Une résidente de l’Outaouais, coupable de harcèlement envers le clown Atchoum, évite la prison alors que le juge qui a entendu l’affaire lui impose une période de probation de trois ans.

Maude Gaumont a plaidé coupable, cet hiver. Le juge Benoit Gariépy, de la Cour du Québec, a rendu sa décision sur la peine, mardi, au palais de justice de Saint-Hyacinthe.

Mme Gaumont, 29 ans, de Mayo, en Outaouais, bénéficie d’un sursis de sentence. Elle devra suivre certaines thérapies pour gérer ses émotions et ses impulsions. Le tribunal lui interdit aussi d’utiliser les réseaux sociaux sans surveillance, de communiquer avec la victime et de se présenter aux événements auxquels l’artiste participe.

À LIRE AUSSI: Atchoum le clown harcelée par une résidente de l'Outaouais

Le rapport présentenciel décrit Mme Gaumont comme une femme vivant avec des troubles anxieux, et factice.

« Je me suis excusée, dit-elle en entrevue, ajoutant avoir honte de ses gestes. C’est important pour moi. Maintenant, je vais me concentrer sur mes thérapies. »

Acharnement

Atchoum le clown, incarné par Véronique Gagné, est bien connu dans l’industrie du spectacle jeunesse.

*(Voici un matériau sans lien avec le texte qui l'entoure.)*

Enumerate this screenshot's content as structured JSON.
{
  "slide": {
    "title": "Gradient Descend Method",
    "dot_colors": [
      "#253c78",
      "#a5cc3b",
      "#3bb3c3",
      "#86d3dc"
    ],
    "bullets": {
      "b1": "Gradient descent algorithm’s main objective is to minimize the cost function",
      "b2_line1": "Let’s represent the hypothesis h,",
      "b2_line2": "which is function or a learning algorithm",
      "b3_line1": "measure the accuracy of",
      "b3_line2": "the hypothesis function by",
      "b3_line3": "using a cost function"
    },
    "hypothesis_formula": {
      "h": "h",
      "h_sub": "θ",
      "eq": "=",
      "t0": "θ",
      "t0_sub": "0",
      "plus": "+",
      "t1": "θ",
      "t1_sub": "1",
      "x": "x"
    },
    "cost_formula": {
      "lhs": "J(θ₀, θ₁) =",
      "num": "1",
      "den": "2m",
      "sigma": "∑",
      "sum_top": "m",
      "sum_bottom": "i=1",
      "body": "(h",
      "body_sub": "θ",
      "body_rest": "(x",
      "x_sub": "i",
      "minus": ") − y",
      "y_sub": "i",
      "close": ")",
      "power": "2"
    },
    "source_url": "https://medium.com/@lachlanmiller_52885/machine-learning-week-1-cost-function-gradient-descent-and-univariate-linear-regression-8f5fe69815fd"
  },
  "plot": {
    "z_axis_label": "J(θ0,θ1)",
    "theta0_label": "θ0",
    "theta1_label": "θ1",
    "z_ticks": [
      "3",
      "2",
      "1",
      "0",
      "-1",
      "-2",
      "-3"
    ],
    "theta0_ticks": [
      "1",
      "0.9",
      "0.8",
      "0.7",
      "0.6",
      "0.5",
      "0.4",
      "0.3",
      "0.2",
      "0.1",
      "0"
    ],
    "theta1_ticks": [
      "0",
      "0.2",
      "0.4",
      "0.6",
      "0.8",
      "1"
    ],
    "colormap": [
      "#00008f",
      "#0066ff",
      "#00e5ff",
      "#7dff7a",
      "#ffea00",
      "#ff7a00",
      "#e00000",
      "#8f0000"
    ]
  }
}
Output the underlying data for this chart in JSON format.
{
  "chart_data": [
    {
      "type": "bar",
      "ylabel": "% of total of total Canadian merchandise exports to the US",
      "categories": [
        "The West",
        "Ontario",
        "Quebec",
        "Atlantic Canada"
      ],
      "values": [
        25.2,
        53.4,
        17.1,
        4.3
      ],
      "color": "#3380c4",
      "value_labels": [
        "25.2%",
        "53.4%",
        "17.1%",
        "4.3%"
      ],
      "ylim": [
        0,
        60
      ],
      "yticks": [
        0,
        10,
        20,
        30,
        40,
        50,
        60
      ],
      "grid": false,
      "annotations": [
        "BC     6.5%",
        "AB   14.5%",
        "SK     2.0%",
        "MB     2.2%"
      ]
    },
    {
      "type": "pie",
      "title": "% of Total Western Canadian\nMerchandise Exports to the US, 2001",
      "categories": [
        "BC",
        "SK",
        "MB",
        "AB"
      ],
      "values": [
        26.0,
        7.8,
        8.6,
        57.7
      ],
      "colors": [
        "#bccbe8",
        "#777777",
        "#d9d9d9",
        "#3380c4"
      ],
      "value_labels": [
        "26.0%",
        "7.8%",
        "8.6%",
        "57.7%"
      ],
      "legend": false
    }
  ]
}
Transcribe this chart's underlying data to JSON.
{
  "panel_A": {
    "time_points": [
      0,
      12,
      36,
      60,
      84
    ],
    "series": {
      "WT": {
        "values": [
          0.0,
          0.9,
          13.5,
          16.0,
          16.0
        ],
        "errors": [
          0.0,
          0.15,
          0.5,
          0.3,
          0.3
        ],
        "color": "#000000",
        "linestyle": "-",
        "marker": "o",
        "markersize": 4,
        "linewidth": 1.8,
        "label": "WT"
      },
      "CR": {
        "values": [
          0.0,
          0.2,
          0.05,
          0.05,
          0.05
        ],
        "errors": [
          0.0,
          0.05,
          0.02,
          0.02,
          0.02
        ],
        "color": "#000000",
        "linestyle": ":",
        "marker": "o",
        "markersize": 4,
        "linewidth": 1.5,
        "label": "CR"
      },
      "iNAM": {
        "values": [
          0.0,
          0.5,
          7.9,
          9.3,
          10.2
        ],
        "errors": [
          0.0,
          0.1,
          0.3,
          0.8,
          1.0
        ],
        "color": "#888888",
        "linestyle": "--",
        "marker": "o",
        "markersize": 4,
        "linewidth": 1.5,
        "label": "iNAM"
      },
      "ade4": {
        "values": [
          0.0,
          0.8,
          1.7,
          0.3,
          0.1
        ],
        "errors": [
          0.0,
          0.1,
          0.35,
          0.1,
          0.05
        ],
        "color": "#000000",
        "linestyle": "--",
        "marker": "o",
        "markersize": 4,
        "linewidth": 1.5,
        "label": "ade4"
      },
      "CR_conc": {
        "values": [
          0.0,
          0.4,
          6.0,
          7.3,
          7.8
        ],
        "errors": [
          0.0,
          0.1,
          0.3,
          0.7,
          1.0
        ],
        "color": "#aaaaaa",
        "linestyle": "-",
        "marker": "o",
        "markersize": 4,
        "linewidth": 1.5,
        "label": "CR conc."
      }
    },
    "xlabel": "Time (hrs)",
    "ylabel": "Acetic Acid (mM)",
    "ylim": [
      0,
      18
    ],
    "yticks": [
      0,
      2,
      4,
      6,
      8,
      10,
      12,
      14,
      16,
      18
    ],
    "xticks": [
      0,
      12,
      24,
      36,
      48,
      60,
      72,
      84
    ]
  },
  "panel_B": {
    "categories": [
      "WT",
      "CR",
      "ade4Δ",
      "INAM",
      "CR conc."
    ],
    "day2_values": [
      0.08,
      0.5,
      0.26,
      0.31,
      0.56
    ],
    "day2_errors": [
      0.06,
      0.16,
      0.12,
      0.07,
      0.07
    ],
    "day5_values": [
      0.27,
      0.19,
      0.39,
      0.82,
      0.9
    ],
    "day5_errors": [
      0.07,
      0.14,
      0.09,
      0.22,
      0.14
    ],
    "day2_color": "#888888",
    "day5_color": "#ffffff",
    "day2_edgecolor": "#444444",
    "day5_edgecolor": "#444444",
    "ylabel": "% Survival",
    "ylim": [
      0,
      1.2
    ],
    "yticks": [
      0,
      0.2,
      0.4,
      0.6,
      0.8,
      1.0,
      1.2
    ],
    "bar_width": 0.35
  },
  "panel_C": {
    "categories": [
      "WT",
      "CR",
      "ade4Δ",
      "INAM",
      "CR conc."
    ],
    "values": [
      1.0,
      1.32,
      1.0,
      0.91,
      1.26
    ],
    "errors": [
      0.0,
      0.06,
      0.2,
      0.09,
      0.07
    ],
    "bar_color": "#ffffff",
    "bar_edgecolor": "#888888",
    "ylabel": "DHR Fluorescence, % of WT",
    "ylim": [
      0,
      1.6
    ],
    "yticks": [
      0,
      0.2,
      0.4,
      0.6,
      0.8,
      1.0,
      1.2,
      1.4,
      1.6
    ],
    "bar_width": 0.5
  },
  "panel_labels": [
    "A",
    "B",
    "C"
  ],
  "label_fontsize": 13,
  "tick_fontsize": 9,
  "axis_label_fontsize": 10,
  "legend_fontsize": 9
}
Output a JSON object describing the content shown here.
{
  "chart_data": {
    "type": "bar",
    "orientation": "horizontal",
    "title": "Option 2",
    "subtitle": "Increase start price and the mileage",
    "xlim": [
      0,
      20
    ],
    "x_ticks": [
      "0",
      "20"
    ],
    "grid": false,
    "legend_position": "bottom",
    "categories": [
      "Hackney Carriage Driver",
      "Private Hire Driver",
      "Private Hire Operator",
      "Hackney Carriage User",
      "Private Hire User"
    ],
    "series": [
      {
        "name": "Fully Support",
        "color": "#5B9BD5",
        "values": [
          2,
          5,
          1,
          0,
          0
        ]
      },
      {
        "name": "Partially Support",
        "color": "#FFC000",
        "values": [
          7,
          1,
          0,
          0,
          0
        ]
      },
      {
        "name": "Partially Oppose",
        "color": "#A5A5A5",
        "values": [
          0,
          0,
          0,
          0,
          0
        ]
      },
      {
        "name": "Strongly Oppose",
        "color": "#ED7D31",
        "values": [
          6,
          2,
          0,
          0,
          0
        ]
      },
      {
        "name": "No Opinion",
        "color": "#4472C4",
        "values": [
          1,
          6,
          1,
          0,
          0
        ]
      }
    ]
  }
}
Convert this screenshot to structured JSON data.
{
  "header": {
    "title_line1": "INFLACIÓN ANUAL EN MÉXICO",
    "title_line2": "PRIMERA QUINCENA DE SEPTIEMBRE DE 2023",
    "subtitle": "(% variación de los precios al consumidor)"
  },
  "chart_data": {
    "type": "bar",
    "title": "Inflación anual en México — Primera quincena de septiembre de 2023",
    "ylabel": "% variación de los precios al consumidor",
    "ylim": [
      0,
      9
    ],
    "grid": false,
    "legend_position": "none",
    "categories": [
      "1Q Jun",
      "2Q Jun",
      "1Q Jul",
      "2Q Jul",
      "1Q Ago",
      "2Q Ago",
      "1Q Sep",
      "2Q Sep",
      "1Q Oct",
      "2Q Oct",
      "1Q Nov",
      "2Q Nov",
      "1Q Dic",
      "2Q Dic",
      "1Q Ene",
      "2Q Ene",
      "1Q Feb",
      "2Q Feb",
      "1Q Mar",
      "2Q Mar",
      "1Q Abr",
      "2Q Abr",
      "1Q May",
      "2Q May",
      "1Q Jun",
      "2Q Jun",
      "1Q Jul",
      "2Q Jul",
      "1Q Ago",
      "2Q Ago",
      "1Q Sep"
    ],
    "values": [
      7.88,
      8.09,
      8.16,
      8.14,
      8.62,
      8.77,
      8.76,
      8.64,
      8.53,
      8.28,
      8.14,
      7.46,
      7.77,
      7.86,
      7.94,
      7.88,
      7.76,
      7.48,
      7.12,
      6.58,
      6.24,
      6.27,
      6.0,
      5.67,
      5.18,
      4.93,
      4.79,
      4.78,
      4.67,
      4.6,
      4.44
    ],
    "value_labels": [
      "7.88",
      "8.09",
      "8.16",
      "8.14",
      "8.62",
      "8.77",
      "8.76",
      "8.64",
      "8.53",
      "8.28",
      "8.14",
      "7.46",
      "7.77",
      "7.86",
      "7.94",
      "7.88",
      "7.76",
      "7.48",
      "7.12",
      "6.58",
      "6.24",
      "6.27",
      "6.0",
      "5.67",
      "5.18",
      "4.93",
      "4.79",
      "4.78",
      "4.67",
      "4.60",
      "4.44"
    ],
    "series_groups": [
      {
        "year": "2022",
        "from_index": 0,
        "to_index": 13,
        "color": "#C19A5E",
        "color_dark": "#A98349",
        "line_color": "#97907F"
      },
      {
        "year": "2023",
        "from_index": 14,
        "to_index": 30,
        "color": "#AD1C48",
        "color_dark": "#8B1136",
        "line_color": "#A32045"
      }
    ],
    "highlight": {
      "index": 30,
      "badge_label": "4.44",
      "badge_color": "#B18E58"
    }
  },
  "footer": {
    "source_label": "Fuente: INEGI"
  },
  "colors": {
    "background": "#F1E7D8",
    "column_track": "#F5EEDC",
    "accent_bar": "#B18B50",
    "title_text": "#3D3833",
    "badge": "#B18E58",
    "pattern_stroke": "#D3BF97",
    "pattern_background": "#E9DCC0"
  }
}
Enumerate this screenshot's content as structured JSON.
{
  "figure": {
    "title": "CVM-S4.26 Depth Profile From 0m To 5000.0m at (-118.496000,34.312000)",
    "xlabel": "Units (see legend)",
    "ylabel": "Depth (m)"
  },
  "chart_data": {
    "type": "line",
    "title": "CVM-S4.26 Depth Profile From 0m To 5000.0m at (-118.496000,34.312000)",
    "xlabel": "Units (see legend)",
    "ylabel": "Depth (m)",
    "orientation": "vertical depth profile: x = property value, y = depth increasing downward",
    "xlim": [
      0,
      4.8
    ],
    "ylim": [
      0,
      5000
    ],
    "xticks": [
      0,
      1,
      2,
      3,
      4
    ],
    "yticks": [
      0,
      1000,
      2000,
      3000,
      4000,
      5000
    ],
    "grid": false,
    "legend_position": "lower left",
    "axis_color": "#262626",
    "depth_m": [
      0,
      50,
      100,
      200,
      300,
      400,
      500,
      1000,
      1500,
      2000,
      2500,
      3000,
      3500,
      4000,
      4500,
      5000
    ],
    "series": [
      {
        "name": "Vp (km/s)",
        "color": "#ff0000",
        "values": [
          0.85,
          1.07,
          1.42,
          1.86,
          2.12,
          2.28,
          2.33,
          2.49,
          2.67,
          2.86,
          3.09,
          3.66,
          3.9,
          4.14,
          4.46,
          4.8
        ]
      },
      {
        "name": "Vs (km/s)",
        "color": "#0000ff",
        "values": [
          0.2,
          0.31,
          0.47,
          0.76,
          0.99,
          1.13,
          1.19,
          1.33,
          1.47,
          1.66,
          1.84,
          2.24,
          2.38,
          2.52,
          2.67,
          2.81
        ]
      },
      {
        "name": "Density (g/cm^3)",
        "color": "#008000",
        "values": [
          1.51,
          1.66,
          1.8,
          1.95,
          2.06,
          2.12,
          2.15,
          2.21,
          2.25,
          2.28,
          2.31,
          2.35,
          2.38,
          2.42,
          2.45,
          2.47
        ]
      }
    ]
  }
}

Les tout-petits et leurs parents le connaissent bien. Mme Gagné prend ces excuses avec un certain recul. « On verra le sérieux de sa démarche dans deux, trois ans. »

Les choses ont tourné au vinaigre lorsque Mme Gaumont a rencontré l’actrice, dans le cadre d’un spectacle. L’accusée, qui a sous sa responsabilité un enfant malade, a eu une « fixation » sur Mme Gagné.

Elle a multiplié les rencontres, assistant à des représentations aux quatre coins du Québec, avec l’enfant, un admirateur du personnage clownesque.

Les communications par messagerie électronique se sont faites harcelantes. Sur la scène, l’artiste apercevait régulièrement la femme dans sa salle de spectacle.

Véronique Gagné dit avoir reçu de faux messages provenant de plusieurs personnages différents. « Ces personnes, dit la victime, c’était elle, et j’ignorais alors que tout cela venait d’elle », confiait Mme Gagné, cet hiver.

Mme Gaumont dit avoir créé huit profils, alors que la Couronne parlait d’une quarantaine, cet hiver.

Les événements se sont déroulés de juillet 2017 à mars 2018.

Mardi, Véronique Gagné disait toujours craindre, par réflexe, sa présence à ses spectacles. Elle est devenue très vigilante lorsqu’elle reçoit des messages de parents.

« Je l’ai entendue s’excuser devant le tribunal, mais elle sait jouer sur l’empathie. Je ne crois pas à 100 % sa sincérité lorsqu’elle s’excuse. Je me demande si elle joue la comédie. »

L’affaire judiciaire s’est réglée à Saint-Hyacinthe, d’où elle a appelé la police pour la première fois.

En entrevue téléphonique, Mme Gaumont explique avoir été intimidée à un plus jeune âge, et d’avoir eu une sorte de comportement surprotecteur envers l’enfant sous sa responsabilité. Elle veut profiter de sa deuxième chance, et dit avoir eu sa leçon, avec la judiciarisation de cette histoire.